Sustainable Urban Development Requires Detailed Understanding of Green Infrastructure Patterns
In a recent study published in the IEEE Journal of Selected Topics in Applied Earth Observations and Remote Sensing, researchers from Transilvania University have assessed the patterns of green infrastructure in urban and peri-urban areas of two Romanian cities, Brasov and Oradea. The study used morphological spatial pattern analysis (MSPA) and satellite imagery to evaluate the green infrastructure patterns in these cities, highlighting the importance of understanding GI for sustainable urban development.

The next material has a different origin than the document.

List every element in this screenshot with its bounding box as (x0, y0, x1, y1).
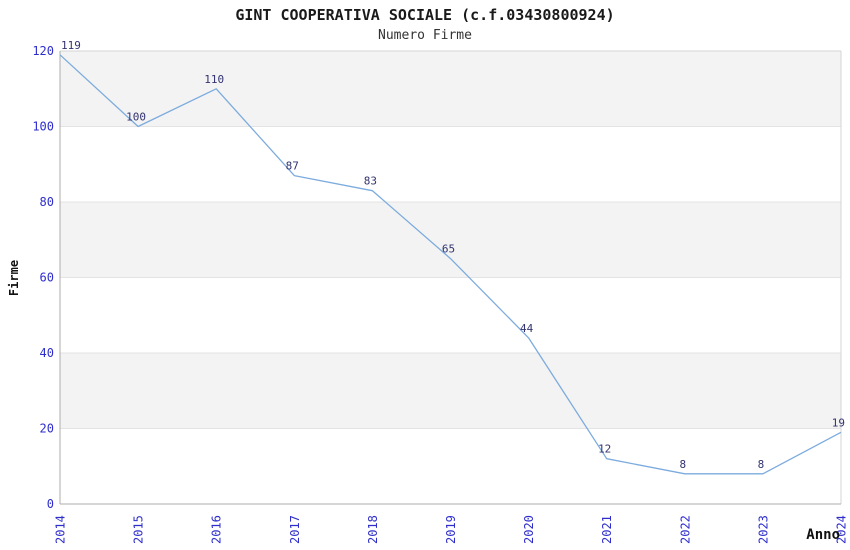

The researchers found that maintaining a high percentage of green infrastructure contributes to well-being by regulating microclimatic parameters, reducing air pollution, and supporting public health.
Key Takeaways:
- The study assessed the patterns of green infrastructure in urban and peri-urban areas of Brasov and Oradea, Romania, using morphological spatial pattern analysis (MSPA) and satellite imagery.
- The researchers found that maintaining a high percentage of green infrastructure contributes to well-being by regulating microclimatic parameters, reducing air pollution, and supporting public health.
- The study used data from multitemporal Sentinel-1 (S-1) and Sentinel-2 (S-2) satellite imagery, alongside vegetation indices (NDVI, EVI, NDBI, SAVI, and NDWI) to evaluate the green infrastructure patterns.
- The classification of land use/land cover (LULC) was performed using the gradient tree boosting machine learning algorithm, achieving overall accuracies of 96.02% for Brasov and 95.67% for Oradea.
- The study found that Brasov had a moderately equitable green infrastructure distribution (0.325) in urban and peri-urban areas, while Oradea displayed a more unequal distribution (0.519).
- The researchers identified core areas as the largest spatial extent in both cities, with Brasov covering 73.1% (urban) and 84.1% (urban and peri-urban), while Oradea covered 59.0% (urban) and 66.5% (urban and peri-urban).
- The study found that the green infrastructure edge pattern in Oradea was more complex, indicating higher fragmentation.
Statistics:
- The study achieved overall accuracies of 96.02% for Brasov and 95.67% for Oradea in the classification of land use/land cover (LULC) using the gradient tree boosting machine learning algorithm.
- The green infrastructure distribution in Brasov was found to be moderately equitable (0.325) in urban and peri-urban areas.
- The green infrastructure distribution in Oradea was found to be more unequal (0.519).
- The core areas in Brasov covered 73.1% (urban) and 84.1% (urban and peri-urban) of the total area.
- The core areas in Oradea covered 59.0% (urban) and 66.5% (urban and peri-urban) of the total area.
Sources:
- Assessment of Urban and Peri-Urban Green Infrastructure Patterns Using Morphological Spatial Pattern Analysis and Satellite Imagery: Case Studies of Brasov and Oradea, Romania. IEEE Journal of Selected Topics in Applied Earth Observations and Remote Sensing, 2025,18():25087-25109.
- Transilvania University, Remote Sensing, Machine Learning, Pattern Analysis, Emerging Technologies.